The UBP and HP coalition government has no alternative but to be successful. A left-right four-way coalition government exhausted the hopes and vision of young Turkish Cypriots, a routine outcome of leftist-led governments in North Cyprus. Its establishment was awkward as two major parties of the nationalist flank, the UBP and the HP, had 30 seats in the 50-seat parliament. Furthermore, with the addition of a further five seats of the Democrat Party (DP) and the New Birth Party (YDSP) the overall strength of the nationalists in parliament was way bigger than the required two-third majority to even change the constitution.

The absence of the DP – currently battling a very serious fraud crisis – and the often ultra-nationalist YDP – the party believed to be representing people with mainland background – stops me qualifying the government as a “Nationalist Block Government.” But it indeed is.

The two party leaders fought an uphill battle to overcome prejudices in both parties, as well as adverse efforts of many people with immense political clout. There were moments when the talks collapsed because of efforts of some incompetent but greedy political bureaucrats. Yet, common sense and intense efforts by many people – including one former Turkish prime minister – eventually produced result and the two leaders appeared in front of cameras with a coalition government protocol.

Mutual respect and a working, realistic framework, as well as goodwill, to overcome all problems through commonsense, negotiations and reconciliation are some of the ingredients for success. The two leaders so far proved they are fully aware and possess all those requirements to make the new coalition a very effective government. They were aware, right from the beginning, that despite closeness in world view as well as policies they were heading different parities with some different agenda priorities. The UBP, as the founding party of the Turkish Cypriot state, has serious image problems because of its long history in government.

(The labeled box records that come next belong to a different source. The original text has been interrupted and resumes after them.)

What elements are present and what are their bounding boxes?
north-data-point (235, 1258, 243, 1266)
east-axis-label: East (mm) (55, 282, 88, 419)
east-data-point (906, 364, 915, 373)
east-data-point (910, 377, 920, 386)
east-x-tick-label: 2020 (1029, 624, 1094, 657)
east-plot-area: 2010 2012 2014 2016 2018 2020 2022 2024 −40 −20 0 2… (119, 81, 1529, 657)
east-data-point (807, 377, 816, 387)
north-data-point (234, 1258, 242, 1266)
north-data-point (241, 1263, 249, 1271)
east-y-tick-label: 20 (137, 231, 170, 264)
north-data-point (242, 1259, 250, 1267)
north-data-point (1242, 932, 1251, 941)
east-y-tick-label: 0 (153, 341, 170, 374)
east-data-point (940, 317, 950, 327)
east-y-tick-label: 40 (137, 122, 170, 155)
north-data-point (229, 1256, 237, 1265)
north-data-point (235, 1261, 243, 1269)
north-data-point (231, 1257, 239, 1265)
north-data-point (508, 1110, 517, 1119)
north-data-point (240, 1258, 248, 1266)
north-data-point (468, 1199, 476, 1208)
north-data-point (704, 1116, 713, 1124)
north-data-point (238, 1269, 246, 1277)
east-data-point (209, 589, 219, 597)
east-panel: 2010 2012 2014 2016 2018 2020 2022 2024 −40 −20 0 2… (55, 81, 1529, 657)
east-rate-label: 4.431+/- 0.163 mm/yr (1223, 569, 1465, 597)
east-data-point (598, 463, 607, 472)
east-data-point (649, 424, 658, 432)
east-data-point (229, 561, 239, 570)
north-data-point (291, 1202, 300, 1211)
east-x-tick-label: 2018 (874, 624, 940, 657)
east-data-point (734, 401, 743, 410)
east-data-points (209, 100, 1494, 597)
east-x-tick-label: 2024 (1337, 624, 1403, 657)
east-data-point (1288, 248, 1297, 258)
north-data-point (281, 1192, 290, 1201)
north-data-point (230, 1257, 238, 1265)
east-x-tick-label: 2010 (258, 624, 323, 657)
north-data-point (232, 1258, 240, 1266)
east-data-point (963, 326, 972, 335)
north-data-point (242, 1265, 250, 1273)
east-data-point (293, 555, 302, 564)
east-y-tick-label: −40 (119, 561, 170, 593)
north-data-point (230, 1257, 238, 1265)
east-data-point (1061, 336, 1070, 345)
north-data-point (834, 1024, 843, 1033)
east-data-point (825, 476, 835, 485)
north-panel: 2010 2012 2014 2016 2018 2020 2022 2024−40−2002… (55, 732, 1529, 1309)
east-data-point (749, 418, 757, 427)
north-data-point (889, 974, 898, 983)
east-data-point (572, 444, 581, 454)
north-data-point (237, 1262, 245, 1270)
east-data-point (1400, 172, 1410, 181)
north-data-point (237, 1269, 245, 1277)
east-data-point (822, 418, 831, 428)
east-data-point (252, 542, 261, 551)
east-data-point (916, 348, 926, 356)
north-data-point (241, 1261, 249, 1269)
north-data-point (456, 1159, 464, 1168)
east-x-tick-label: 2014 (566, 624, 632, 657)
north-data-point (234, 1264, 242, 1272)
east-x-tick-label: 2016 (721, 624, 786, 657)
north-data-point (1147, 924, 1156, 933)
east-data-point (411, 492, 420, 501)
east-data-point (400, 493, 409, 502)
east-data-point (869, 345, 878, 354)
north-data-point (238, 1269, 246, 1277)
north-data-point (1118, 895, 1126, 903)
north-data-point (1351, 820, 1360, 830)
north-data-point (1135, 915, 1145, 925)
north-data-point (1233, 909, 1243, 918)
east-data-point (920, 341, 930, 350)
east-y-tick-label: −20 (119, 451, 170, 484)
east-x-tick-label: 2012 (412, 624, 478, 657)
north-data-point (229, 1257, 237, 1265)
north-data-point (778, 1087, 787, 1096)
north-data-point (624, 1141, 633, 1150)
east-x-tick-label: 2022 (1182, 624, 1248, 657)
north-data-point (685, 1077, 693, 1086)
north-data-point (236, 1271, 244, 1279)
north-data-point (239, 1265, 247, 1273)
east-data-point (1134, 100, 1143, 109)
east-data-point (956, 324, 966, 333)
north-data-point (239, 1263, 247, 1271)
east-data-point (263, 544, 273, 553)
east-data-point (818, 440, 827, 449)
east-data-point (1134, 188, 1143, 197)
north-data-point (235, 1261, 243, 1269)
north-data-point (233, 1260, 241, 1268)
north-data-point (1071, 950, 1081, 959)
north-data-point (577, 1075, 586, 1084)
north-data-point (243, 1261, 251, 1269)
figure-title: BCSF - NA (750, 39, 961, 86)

People tend to believe that favoritism, nepotism and such ailments have become routine for the UBP, while the HP came to being from a political movement that was launched to support clean and transparent politics and full accountability. The togetherness of the two, therefore, might be very precious, particularly for the UBP.

The HP, on the other hand, because of its “clean” reputation, might yield an award within a year if the two parties reconcile on the name of Özersay as their common presidential candidate. Indeed North Cyprus badly needs a politician with a doctorate in peacemaking and conflict resolution and a clean reputation in the presidential seat. Özersay, anyhow, was not just a former chief negotiator, he was in the Turkish Cypriot negotiations team as early as the last period of Rauf Denktaş and worked successfully under former presidents Mehmet Ali Talat and Derviş Eroğlu as well.

From the challenging public finance woes to the daunting task of restructuring and consolidation of the public sector, there are some serious tasks for the new government. The need to sign a new financial and investment protocol with Turkey – that must have been signed last October-November – will be high among the “immediate tasks.”

The UBP-HP has no alternative but to be a result-oriented and pragmatic government capable enough to decide and implement some very difficult policies.

North Cyprus badly needs a success story that must emanate from a mentality renaissance.